I have done a lot of search on Google, and most of the people advise to follow these steps to add/modify the registry

To do that, open Windows registry editor and go to this registry path


Create "DisableIPSourceRouting" Data Type " REG_DWORD" Set Value To "2"

Create "IPEnableRouter" Data type "REG_DWORD" Set Value "0"

Create "SynAttackProtect" Date type "REG_DWORD" Set type "3"

Create "TcpMaxConnectResponseRetransmissions" Data type "REG_DWORD" Set Value "1"

Create "TcpMaxHalfOpen" Data type "REG_DWORD" Set Value "500"

Create "TcpMaxHalfOpenRetried"  Data type "REG_DWORD" Set Value "400"

But unfortunately even I have added those, I still can do this kind of attack.

More information, I'm using Symantec endpoint security 14, and I have enabled " Enable denial of service detection "

Any assistance would be greatly appreciated

  • Are you fearing external attacks or is this really about what is happening in your local network?
    – davidb
    Dec 27, 2016 at 16:25
  • It happened on my local network. Do you have any solutions? Dec 28, 2016 at 7:28

3 Answers 3


The registry settings that you list are for particular types of mal-formed traffic that can cause DoS. But what you are doing is sending more traffic than the destination can handle. All the packets are properly formed. There is no registry setting to protect against high-volume floods.

To protect something from a flood, you need something in between that can hold the flood back. Like a router.
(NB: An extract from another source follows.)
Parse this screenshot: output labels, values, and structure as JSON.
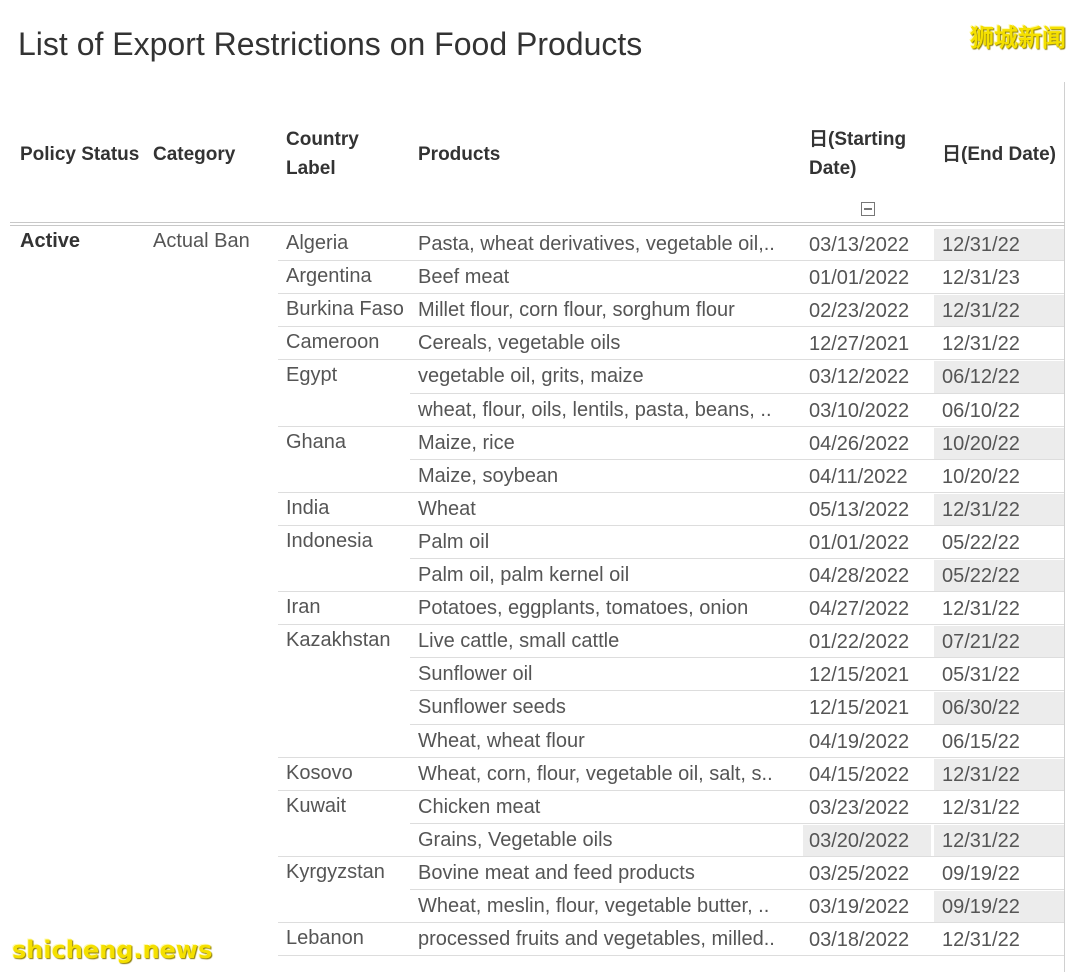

  • Thanks for the explanation. But those attacks are coming from my internal network, and there isn't a firewall. Do you know a software that could protect my users? As I mentioned before all PC are installed Symantec endpoint security 14 Dec 28, 2016 at 7:31
  • That's my whole point. An internal machine flooding and internal machine is very difficult to stop. You need another machine in the middle. This isn't a situation for software to fix, you need a network-level solution.
    – schroeder
    Dec 28, 2016 at 7:33

Maybe a firewall and IDS/IPS will help. It will block the IP throwing high packets to destination i.e. your machine. Or else block ICMP protocol or ping.

  • Any firewall and IDS/IPS software suggestions? Dec 28, 2016 at 7:33

To guard against DoS/DDoS attacks, configure the maximum number of new sessions and the allowed total number of sessions from a single source (Max. Number of Sessions/Max. Number of Sessions per Source) to protect against resource exhaustion. These settings are also configured on a per-rule basis.